No Country for Old Men- Streaming on Paramount+. Watched the new Criterion Collection 4K release of this, which is stunning! I think Tommy Lee Jones is best in class, but this is also a movie where every performance, no matter how small, is perfectly cast.
Star Wars: Episode III- Revenge of the Sith- Streaming on Disney+. The finale of this film is the synthesis of everything George Lucas sought to do in The Prequels. It’s as if he has cracked open the heart of his universe and let it bleed out with an apocalyptic blend of dance combat, CGI fire and brimstone, and industrial production design.7
The Birdcage- Streaming on Max. RIP Gene Hackman. You were convincing as a Republican senator, and even more convincing as a drag queen.
Apocalypto- Streaming on Prime Video, Hulu, Peacock, Kanopy, and Tubi. As Michael Chernus says in Mistress America, the Blu-ray of this is indeed stunning!
Beauty and the Beast (1991)- Streaming on Disney+. A tale as old as time!
Television
Boston Legal- Streaming on Hulu. For reasons unknown, my friend (and Normal Newsletter devotee) Jake Bart both started rewatching this relic of sleek 2000s legal procedural television. There is a strange pleasure in viewing something that is so of its time it feels forbidden. This show was not meant to be seen in 2025, but I am bearing witness.

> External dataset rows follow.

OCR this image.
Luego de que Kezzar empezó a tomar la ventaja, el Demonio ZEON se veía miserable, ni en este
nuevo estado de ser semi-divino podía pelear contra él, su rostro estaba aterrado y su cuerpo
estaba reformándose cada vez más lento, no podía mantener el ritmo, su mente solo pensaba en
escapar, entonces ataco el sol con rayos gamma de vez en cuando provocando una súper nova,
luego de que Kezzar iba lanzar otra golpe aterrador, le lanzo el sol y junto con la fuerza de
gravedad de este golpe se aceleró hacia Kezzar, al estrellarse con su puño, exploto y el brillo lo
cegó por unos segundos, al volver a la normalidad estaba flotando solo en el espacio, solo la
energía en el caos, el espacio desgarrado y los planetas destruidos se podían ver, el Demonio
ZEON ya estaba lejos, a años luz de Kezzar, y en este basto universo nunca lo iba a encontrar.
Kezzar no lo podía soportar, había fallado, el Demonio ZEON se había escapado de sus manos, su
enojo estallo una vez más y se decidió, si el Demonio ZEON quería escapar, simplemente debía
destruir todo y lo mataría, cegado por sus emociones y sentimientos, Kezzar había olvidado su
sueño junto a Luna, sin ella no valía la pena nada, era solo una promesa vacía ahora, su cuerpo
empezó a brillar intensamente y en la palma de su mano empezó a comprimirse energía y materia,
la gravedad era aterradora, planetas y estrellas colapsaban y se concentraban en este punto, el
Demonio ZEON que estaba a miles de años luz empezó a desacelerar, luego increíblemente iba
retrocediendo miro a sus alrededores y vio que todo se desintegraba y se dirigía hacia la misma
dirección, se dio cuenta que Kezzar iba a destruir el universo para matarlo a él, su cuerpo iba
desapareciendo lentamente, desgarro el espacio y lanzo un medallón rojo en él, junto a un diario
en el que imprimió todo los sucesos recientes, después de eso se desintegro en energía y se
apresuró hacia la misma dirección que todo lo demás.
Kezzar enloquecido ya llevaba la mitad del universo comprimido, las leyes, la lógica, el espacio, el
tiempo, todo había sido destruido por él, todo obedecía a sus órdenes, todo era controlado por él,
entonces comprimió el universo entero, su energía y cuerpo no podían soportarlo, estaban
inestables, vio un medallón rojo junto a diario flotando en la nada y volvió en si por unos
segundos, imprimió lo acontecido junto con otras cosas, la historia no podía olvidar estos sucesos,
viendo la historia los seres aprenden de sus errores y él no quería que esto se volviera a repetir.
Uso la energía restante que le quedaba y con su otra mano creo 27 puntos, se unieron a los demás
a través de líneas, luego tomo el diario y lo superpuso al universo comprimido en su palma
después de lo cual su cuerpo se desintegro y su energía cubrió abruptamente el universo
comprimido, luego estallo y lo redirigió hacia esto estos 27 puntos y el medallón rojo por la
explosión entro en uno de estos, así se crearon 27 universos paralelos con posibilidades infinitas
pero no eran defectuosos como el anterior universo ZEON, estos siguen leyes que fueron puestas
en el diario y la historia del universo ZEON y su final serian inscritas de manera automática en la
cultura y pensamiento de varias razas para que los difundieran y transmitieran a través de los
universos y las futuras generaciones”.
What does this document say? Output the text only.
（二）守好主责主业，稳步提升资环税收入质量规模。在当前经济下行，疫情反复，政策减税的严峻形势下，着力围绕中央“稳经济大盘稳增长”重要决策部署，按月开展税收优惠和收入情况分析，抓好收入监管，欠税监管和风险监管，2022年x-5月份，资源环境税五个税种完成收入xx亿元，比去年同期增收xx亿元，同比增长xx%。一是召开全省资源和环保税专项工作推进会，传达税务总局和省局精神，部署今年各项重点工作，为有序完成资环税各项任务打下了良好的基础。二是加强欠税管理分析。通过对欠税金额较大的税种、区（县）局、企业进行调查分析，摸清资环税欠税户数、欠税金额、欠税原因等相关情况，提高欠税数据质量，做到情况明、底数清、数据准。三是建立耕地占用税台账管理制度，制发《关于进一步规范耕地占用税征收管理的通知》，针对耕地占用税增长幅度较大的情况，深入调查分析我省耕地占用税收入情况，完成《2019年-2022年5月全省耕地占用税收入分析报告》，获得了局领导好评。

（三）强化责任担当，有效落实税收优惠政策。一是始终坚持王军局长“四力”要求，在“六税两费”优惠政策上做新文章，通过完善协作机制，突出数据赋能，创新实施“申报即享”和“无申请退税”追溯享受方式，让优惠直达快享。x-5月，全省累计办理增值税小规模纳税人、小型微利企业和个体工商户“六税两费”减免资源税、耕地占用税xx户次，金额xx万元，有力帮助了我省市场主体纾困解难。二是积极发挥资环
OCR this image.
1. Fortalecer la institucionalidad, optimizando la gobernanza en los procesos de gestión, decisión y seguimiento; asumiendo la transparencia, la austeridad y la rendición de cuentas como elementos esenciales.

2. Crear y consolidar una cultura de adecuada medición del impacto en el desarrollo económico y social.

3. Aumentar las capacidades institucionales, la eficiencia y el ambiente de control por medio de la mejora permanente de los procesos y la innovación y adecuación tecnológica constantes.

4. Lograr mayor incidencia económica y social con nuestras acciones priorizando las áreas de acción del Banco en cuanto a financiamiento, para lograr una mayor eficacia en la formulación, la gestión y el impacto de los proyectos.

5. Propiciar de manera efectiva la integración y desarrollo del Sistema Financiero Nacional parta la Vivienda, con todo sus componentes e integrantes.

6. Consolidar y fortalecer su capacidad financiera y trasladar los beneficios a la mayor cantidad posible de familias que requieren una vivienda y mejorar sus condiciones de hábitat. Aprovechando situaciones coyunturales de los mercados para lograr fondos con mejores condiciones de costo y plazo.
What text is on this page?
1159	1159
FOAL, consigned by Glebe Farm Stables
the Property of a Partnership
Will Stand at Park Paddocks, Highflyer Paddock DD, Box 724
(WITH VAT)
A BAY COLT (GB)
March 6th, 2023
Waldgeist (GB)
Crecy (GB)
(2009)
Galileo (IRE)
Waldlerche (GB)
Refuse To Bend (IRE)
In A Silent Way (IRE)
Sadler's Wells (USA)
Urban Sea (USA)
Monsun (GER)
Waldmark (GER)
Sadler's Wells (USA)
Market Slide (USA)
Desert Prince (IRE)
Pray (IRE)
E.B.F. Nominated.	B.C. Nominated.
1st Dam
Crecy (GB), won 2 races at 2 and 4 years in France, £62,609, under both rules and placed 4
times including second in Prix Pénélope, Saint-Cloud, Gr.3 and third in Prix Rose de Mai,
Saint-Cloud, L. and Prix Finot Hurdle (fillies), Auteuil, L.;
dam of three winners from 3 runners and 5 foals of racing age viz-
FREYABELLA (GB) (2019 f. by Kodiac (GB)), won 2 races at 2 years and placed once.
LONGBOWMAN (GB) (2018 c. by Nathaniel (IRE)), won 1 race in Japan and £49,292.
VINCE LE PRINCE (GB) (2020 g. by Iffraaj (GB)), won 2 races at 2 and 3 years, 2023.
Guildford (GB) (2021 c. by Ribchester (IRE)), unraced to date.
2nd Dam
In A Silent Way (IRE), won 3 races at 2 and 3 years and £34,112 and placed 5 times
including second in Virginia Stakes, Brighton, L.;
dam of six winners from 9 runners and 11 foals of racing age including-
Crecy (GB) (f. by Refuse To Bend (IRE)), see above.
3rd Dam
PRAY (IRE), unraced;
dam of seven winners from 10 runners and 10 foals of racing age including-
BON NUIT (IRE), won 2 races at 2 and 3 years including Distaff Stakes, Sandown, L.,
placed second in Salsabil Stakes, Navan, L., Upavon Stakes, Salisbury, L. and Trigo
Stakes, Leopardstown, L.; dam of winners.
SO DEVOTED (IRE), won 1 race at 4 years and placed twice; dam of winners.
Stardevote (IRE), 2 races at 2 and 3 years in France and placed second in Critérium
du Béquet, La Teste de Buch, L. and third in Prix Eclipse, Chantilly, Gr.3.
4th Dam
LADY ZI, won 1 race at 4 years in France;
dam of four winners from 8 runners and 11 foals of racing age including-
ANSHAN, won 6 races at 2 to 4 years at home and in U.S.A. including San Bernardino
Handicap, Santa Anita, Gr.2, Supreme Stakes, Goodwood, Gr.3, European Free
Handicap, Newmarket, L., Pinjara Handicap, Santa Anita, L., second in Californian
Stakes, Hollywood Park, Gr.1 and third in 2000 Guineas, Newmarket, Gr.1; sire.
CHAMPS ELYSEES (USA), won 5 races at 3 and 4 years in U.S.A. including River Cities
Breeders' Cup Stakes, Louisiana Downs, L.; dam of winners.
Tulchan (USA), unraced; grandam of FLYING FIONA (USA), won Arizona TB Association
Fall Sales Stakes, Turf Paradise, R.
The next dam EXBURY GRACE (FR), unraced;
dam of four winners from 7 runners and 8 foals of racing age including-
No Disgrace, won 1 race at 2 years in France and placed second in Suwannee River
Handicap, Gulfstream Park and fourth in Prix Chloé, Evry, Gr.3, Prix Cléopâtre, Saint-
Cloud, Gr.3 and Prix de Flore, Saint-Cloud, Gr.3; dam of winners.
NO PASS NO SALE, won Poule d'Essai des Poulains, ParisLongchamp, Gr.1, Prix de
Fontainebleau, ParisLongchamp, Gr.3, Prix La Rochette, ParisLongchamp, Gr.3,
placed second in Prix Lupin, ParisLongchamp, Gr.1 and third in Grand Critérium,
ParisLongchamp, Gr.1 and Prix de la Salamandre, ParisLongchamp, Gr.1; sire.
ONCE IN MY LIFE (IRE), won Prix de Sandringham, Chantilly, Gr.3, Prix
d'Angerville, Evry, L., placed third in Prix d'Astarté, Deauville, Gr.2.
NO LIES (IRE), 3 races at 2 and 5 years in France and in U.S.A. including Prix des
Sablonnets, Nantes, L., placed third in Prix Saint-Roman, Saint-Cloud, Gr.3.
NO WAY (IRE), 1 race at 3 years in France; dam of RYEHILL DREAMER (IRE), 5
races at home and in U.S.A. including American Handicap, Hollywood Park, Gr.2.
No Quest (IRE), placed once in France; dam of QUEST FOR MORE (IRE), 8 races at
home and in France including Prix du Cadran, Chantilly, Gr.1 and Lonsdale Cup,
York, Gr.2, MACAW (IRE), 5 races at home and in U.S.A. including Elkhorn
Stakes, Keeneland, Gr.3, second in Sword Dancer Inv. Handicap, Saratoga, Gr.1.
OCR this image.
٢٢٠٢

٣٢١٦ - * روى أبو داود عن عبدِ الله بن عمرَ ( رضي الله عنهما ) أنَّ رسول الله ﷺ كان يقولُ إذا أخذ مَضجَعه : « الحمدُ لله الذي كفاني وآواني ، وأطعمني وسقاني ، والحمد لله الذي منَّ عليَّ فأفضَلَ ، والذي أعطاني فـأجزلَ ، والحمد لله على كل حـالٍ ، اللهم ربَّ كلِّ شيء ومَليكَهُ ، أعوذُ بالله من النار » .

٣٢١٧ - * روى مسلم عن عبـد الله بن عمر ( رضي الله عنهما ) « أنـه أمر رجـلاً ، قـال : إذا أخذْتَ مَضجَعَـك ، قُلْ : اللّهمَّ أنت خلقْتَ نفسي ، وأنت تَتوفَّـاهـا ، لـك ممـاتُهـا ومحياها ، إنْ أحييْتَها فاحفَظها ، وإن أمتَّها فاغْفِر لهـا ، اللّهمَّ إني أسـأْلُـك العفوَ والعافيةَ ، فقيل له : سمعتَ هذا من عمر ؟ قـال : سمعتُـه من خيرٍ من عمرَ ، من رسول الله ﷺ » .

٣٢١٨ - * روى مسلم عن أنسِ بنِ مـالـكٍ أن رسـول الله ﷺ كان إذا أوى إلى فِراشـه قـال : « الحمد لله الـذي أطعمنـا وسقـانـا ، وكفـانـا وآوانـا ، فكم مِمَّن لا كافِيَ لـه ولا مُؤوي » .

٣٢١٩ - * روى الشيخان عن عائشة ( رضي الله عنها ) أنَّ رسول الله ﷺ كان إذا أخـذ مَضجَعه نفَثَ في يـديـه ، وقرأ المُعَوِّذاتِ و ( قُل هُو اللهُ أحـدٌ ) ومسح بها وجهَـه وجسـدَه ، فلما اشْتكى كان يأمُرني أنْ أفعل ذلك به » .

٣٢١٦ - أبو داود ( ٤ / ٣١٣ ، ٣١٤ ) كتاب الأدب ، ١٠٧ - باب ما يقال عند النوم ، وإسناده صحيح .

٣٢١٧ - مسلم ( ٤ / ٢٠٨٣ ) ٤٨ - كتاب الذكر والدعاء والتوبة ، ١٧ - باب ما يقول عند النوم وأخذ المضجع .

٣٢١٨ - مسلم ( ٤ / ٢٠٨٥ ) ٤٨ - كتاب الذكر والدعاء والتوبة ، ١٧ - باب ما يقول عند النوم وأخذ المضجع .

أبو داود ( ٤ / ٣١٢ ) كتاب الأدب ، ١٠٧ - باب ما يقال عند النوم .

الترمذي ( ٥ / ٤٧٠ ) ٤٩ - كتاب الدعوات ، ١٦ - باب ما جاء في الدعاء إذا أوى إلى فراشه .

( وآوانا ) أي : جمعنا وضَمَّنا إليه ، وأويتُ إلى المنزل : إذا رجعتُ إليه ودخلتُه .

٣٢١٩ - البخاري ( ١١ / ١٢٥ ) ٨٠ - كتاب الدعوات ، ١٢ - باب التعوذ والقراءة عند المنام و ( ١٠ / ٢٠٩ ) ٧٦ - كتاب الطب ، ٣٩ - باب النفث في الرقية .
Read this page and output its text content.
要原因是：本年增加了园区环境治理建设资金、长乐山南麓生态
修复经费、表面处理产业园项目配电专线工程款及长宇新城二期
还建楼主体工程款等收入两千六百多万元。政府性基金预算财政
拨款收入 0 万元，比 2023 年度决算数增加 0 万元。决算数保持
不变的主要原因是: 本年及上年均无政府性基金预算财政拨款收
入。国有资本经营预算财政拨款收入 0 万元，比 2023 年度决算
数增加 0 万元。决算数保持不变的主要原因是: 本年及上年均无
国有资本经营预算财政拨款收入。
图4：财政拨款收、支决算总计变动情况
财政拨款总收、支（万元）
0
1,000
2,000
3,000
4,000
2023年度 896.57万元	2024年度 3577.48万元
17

The White Lotus- Streaming on Max. Many of my friends seem to have a tepid response to this new season, but I think it’s on the same level as the others. That is to say, it is a well-polished story of mostly mediocre or downright awful rich people and the hotel employees who must deal with them. And there is a murder, which is somehow the least interesting thing going on. Anyway, Walton Goggins! Parker Posey! Monkeys!
The Traitors- Streaming on Peacock. The showdown between Danielle and Carolyn in the ninth episode of this season is currently the only thing on my ‘Best Films of 2025’ list.
Video Games
Avowed- I don’t play a ton of new video games, but when I do, I tend to play them obsessively. So it goes with Avowed, a new fantasy RPG that has you navigating a politically fraught realm while trying to stop a Lisa-Frank-tinged killer mushroom plague. The most interesting aspect of this narrative, to me, is how it sets you up as a colonizer who must decide whether to tow your empire’s line or forge your own path. You are not well liked at the start, and must go from there. The choices you must make carry real emotional weight; the combat may be basic and straightforward, but I feel like future playthroughs will be just as narratively rich.
Anything you’re looking forward to in March? Personally, I can’t wait for the new Bong Joon-ho film and a local theatrical screening of Battle Royale. I’m also looking forward to Conan O’Brien’s monologue at the Oscars, if little else in the ceremony.8
I’ve lived here for over 6 years now, I can call myself a local if I want to.
Likely things for a femme fatale to be.